I do realize what I'm doing but I didn't realize it was bad/could end up ruining my relationship.

 

Our relationship is exclusive, he wants a long term relationship, as do I. We both know what we want from the relationship, just being long-term and seeing what happens in the future. We're both happy from what I can tell. He's not unhappy as I see it.

 

But okay I'll try to tone it down and not bother him as much. Sometimes I just get bored and the first thing I turn to is my phone but I suppose I'll have to distract myself with friends/games/etc. Thank you guys. I'm glad I got this under control before it messed something up.

Posted

Commitment should be made in small increments and you should never leap-frog way ahead of the other person's actions and stated intentions.

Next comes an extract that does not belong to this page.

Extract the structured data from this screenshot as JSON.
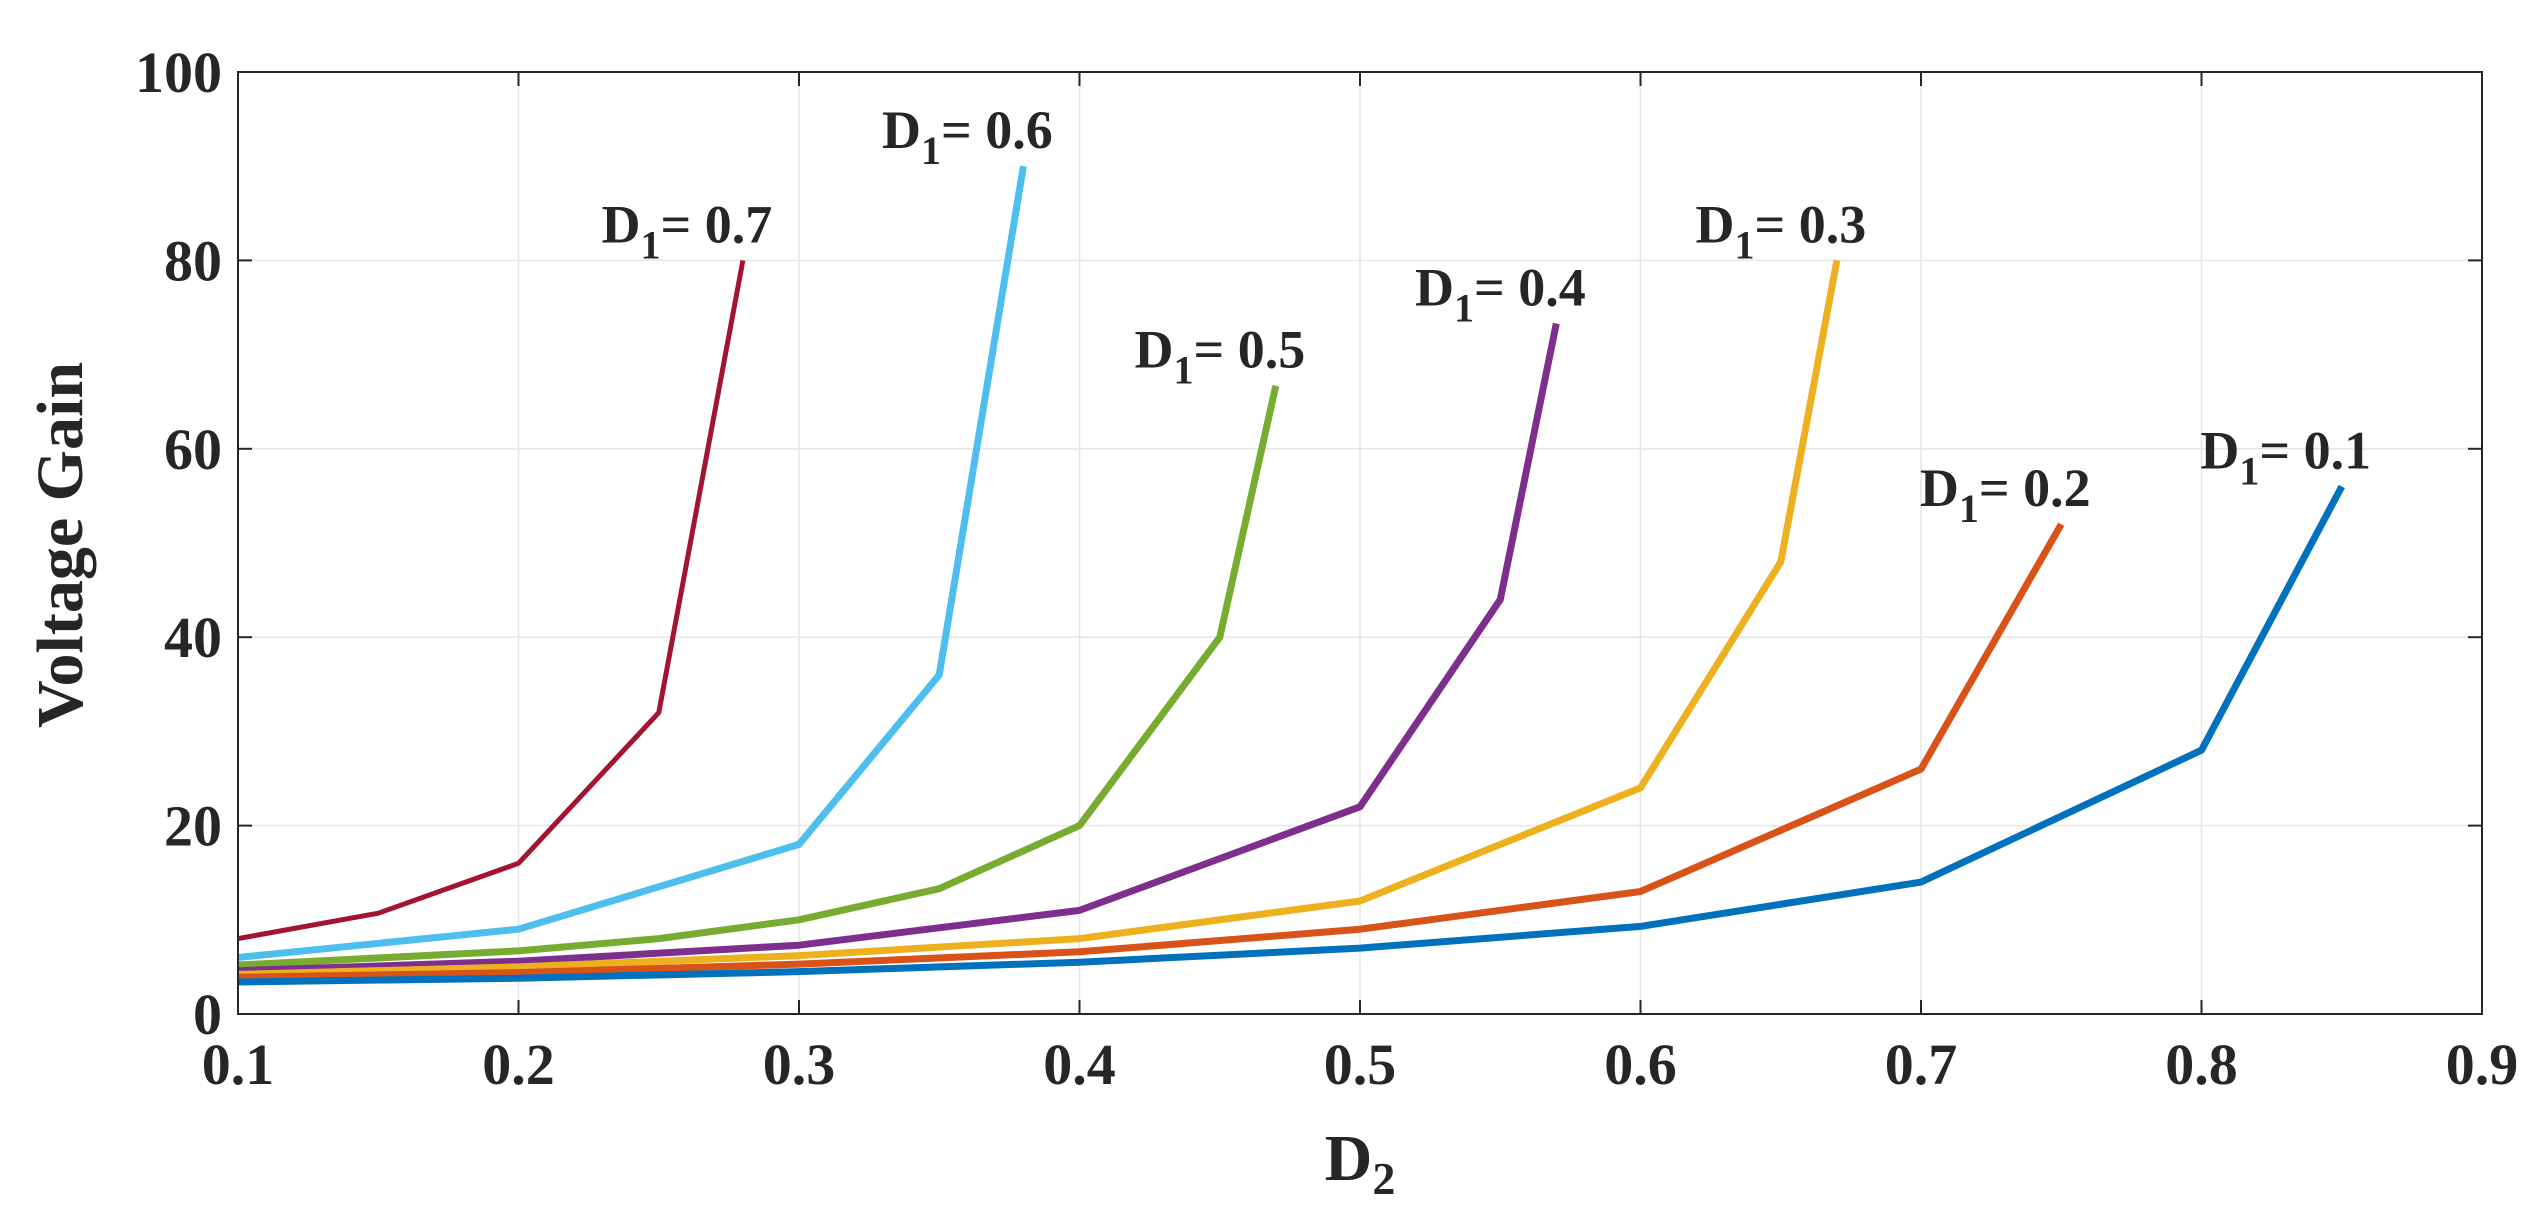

By doing so, you are creating an unhealthy imbalance in the relationship and sending a clear message that you are desperate and will put up with a lot -- because you already have. You're pledging your everlasting love and support to someone who hasn't even come close to doing the same for you. Being clingy and needy like this is NOT attractive, and I don't know where people get the idea that it is. It's immediately pathetic looking and people will rightfully lose respect for you because of it and start pulling away.